1. Robert Vertenueil et Miranda Ulens, président et secrétaire générale de la FGTB

2. Marc Leemans et Marie-Hélène Ska, président et secrétaire générale de la CSC

3. Pieter Timmermans, CEO de la FEB

4. Wouter De Geest, président du Voka

5. Olivier de Wasseige, administrateur délégué de l’UWE

6. Jean-Pascal Labille, patron de Solidaris

7. Jean Hermesse, secrétaire général des Mutualités chrétiennes

8. Céline Tellier, ministre wallonne, issue d’Inter-Environnement Wallonie

9. Greta Thunberg et Anuna De Wever, activistes pour le climat

10. Karl Drabbe, éditeur du site flamingant Doorbraak

5. L’administration

L’administration n’est pas nécessairement le centre de pouvoir auquel on songe le plus souvent, mais plusieurs interlocuteurs l’évoquent spontanément.
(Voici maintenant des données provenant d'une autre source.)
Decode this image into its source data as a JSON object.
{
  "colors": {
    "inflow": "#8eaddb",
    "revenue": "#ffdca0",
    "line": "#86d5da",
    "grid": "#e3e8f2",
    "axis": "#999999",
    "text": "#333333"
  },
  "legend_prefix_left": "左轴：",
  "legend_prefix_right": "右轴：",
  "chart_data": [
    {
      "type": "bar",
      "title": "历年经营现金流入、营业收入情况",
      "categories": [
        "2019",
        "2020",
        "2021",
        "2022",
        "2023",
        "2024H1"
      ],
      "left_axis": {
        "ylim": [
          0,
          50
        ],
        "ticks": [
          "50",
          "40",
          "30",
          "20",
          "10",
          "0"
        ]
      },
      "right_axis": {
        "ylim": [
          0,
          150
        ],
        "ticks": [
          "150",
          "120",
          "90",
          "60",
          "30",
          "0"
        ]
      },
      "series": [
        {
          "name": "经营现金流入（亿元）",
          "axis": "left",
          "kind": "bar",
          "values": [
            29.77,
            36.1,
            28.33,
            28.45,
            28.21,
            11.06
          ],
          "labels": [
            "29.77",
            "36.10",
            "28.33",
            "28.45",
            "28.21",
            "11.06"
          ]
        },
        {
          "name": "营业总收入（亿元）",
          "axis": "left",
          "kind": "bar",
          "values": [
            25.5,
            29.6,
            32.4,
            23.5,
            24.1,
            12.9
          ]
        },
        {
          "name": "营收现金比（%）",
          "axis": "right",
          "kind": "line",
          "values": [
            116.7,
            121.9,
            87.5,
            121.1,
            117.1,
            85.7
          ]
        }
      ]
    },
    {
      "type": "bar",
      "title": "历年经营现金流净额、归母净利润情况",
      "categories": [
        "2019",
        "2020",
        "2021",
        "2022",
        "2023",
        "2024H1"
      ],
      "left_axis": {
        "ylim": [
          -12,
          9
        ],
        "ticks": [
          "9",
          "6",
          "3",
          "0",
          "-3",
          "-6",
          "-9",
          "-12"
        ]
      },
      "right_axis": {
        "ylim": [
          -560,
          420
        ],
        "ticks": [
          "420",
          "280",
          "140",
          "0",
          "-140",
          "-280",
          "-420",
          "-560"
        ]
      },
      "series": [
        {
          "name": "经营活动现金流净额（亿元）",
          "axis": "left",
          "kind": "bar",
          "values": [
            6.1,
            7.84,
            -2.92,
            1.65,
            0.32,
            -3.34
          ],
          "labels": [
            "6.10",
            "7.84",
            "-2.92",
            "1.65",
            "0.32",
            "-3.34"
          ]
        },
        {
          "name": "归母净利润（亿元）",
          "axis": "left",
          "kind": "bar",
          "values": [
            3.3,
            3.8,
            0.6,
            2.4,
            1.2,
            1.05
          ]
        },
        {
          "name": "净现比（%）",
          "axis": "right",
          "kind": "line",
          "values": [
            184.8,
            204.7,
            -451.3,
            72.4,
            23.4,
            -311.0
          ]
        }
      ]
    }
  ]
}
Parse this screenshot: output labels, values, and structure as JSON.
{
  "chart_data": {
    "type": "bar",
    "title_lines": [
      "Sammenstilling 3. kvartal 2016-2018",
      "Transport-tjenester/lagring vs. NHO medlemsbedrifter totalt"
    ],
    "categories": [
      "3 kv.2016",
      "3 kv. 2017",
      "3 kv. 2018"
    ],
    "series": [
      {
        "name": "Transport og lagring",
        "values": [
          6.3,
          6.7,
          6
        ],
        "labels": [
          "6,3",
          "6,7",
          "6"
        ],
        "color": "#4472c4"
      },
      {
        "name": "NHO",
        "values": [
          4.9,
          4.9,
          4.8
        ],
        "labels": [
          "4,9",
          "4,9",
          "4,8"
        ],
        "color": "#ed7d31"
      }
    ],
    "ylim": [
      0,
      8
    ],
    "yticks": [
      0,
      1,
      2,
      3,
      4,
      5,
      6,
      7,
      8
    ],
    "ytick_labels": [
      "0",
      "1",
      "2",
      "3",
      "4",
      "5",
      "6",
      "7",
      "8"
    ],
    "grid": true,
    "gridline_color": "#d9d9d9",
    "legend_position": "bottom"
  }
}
Dans The Power people, Ivan De Vadder avait d’ailleurs repris dans sa liste de quarante noms le responsable du SPF Sécurité sociale.  » En réalité, la Belgique est une gigantesque administration, explique cet ancien chef de cabinet qui préfère garder l’anonymat. C’est parce que l’administration est forte que le gouvernement peut se permettre d’être faible. Notre économie est complètement administrée. A mes yeux, l’administration pèse bien davantage que les partis. Si la Belgique est moins démocratique qu’auparavant, c’est précisément parce que l’exécutif/administratif a pris l’ascendant.  » Les crises politiques à répétition en ont fait un instrument décisif pour éviter le chaos généralisé.

 » C’est la force d’inertie de la Belgique. Elle continue à se mettre en marche tous les matins avec ses droits acquis, poursuit notre interlocuteur. L’administration, c’est le liant qui permet que chacun fasse son travail. Aucune impulsion politique majeure n’a significativement influencé le parcours de notre pays au cours des vingt dernières années. Même la croissance économique se fait à notre insu, grâce à la croissance allemande. Des décisions fiscales peuvent jouer à la marge, mais quand le gouvernement sortant se félicite du tax-shift, il oublie de dire qu’il a surtout profité d’effets d’aubaine. L’influence grandissante de l’administration est le reflet de l’impotence résignée du politique.  »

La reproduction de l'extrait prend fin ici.